President Lincoln described the wealth, the strength, the bounty, the population increase in spite of the civil war losses, the plows that have enlarged the borders and the settlements, have grown the crops, the “large increase in freedom,” the mines of coal, iron, and precious metals that have enlarged their abundant production. “The laws have been respected and obeyed; harmony has prevailed everywhere, except in the theater of military conflict, while that theater has been greatly contracted by the advancing armies and navies of the Union.”
President Lincoln, a man of God, recognized that “No human counsel hath devised nor hath any mortal hand worked out these great things. They are the gracious gifts of the Most High God, who, while dealing with us in anger for our sins, hath nevertheless remembered mercy.”
In the last paragraph, President Lincoln pronounced that the American people should “solemnly, reverently, and gratefully acknowledge, as with one heart and one voice,” these “gracious gifts of the Most High God.”
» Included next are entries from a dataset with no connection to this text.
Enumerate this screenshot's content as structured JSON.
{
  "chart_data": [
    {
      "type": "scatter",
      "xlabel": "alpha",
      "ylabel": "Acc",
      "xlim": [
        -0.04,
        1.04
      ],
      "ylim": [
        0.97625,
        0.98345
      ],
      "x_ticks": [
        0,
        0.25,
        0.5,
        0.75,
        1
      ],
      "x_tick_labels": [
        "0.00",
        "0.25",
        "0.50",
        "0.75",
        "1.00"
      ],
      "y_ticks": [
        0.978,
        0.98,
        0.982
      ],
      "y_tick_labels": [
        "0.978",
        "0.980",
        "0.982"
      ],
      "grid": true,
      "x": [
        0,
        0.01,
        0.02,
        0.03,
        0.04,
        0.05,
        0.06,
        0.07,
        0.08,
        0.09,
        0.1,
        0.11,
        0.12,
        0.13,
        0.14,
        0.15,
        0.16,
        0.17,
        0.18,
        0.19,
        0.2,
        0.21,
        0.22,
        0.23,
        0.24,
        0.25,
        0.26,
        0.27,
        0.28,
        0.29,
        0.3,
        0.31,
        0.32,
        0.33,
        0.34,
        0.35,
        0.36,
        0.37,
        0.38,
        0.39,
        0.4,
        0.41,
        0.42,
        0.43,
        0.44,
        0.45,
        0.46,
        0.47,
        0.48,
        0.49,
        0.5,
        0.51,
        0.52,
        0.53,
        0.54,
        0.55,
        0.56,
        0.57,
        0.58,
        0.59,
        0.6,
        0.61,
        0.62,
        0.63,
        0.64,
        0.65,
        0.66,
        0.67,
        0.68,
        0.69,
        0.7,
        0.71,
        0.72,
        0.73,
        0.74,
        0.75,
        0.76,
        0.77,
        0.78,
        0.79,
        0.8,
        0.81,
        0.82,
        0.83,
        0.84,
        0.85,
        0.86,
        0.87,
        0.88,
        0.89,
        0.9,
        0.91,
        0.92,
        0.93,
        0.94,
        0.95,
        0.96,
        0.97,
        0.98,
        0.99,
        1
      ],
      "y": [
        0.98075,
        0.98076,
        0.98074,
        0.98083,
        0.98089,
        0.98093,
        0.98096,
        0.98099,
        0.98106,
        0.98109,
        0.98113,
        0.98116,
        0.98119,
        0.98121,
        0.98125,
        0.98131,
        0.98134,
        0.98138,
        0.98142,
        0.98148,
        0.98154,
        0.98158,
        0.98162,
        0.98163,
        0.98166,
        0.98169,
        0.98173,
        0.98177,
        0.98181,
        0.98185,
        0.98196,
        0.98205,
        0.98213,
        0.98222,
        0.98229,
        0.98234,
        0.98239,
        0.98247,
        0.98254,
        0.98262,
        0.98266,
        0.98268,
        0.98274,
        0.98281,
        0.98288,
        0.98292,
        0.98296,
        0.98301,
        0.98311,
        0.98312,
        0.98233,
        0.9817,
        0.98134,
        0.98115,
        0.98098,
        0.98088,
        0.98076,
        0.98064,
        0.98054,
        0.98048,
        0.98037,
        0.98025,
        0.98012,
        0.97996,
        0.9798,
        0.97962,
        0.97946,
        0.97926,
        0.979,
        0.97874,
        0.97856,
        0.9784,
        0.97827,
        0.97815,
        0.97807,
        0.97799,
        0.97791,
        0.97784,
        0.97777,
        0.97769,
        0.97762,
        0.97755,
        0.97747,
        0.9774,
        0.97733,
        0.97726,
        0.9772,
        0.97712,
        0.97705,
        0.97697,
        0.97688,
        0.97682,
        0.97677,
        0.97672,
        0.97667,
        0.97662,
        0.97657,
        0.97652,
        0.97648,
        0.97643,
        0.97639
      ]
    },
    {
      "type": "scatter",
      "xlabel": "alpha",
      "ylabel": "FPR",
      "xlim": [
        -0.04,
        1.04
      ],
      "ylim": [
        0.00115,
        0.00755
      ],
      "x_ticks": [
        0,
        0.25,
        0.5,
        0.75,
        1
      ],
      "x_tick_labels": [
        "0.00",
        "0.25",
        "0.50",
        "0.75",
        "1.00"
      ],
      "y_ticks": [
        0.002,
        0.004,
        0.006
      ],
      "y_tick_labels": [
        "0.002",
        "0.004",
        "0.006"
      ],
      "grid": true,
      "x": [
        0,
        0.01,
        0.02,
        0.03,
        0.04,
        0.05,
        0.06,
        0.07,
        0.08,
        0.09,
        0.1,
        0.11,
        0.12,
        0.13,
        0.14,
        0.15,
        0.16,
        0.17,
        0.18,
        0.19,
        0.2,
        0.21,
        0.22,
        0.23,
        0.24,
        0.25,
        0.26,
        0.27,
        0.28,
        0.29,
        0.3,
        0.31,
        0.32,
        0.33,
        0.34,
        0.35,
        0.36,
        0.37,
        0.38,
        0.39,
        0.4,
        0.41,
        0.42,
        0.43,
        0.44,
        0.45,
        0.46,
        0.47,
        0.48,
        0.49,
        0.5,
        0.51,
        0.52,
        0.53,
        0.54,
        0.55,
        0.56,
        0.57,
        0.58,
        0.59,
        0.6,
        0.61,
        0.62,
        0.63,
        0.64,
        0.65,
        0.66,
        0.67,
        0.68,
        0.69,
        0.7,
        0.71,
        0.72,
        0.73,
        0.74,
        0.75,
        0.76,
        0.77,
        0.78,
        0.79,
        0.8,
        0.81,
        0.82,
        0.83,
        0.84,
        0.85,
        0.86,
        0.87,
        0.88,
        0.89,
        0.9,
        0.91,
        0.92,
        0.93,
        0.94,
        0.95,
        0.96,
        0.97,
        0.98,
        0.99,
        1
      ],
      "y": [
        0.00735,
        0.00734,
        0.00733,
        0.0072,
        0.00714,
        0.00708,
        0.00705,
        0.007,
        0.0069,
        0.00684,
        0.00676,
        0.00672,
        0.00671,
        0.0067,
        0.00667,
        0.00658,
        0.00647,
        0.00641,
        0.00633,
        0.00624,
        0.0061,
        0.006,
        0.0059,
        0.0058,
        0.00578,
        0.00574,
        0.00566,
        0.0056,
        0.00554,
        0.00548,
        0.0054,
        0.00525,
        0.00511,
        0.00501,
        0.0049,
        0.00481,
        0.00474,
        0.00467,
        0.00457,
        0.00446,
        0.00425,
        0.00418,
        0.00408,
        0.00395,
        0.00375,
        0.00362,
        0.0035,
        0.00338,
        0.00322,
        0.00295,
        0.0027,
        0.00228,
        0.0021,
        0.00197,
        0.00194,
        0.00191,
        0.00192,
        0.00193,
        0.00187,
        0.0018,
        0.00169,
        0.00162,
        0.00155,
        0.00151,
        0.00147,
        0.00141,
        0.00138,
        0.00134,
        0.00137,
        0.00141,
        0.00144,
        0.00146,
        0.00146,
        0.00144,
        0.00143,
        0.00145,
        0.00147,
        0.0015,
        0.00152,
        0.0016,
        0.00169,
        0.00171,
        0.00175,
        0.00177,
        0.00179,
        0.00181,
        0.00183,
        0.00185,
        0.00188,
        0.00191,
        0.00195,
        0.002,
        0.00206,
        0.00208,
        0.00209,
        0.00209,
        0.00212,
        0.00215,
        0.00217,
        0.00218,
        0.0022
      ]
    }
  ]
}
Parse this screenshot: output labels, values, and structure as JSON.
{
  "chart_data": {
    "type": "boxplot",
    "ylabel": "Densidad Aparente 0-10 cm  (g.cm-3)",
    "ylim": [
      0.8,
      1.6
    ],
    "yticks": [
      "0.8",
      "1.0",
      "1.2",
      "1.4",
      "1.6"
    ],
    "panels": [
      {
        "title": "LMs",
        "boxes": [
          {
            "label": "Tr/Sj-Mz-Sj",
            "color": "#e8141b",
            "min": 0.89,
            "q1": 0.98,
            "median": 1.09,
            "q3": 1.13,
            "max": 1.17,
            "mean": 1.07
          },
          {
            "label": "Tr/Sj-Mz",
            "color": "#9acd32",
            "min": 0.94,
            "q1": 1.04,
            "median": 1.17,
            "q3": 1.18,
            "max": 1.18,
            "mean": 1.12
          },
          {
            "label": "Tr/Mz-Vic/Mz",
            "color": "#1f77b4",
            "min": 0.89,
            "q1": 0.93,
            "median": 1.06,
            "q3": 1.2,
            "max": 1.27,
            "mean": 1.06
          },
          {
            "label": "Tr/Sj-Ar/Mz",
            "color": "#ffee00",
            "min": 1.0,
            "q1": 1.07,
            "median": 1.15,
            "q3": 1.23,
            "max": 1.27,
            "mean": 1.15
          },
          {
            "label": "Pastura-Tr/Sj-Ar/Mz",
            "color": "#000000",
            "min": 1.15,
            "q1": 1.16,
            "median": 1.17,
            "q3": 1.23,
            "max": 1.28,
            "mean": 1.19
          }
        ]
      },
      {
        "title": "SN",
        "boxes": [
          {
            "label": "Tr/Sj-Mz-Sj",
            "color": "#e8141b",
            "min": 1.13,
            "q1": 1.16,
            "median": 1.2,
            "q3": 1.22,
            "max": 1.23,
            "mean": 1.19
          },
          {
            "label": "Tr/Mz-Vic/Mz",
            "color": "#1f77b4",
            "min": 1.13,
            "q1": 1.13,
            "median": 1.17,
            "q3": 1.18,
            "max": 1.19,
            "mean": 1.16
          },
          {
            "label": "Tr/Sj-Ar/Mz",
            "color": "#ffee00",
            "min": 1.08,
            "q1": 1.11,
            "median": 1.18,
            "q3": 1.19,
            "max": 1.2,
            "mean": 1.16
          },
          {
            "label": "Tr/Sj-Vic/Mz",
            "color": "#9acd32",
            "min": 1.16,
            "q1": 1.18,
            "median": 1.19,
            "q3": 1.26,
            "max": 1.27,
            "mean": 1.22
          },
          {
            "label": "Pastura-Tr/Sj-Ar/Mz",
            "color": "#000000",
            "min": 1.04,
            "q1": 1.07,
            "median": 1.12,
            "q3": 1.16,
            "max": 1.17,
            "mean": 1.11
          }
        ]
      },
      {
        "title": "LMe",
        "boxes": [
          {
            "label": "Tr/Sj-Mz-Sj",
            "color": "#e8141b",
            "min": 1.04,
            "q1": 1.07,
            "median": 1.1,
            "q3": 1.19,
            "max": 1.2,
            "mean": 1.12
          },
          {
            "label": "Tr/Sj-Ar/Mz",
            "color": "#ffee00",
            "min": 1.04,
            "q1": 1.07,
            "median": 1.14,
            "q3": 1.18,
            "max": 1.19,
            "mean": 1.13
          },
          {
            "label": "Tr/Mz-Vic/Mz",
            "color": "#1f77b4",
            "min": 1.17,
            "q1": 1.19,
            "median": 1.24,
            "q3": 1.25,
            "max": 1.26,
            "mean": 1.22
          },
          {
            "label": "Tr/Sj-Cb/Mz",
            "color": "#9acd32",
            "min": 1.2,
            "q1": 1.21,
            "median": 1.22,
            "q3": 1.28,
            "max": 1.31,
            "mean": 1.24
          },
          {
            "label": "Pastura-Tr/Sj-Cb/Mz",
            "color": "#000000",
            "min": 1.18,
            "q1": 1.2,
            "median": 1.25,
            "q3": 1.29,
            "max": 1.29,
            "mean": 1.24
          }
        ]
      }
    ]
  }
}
“I do therefore invite my fellow-citizens in every part of the United States, and also those who are at sea and those who are sojourning in foreign lands, to set apart and observe the last Thursday of November next as a day of thanksgiving and praise to our beneficent Father who dwelleth in the heavens.”
Americans, he said, should not just be thankful for their blessings, but also humbly penitent for “our national perverseness and disobedience.” Widows, orphans, mourners, and sufferers should be commended to God’s tender care, he said. …” In the lamentable civil strife in which we are unavoidably engaged, … fervently implore the interposition of the Almighty hand to heal the wounds of the nation and to restore it, as soon as may be consistent with the divine purposes, to the full enjoyment of peace, harmony, tranquility, and union.” (The American Presidency Project, www.presidency.ucsb.edu/ws/?pid=69900)
The Thanksgiving holiday that we continue to celebrate today was established by President Abraham Lincoln during the Civil War and was made law by Congress in 1941. It was rooted in religion and God. The fact that Americans, particularly young Americans, do not know our country’s history, is a sad reflection on our “progressive” education system that teaches revisionist history or none at all.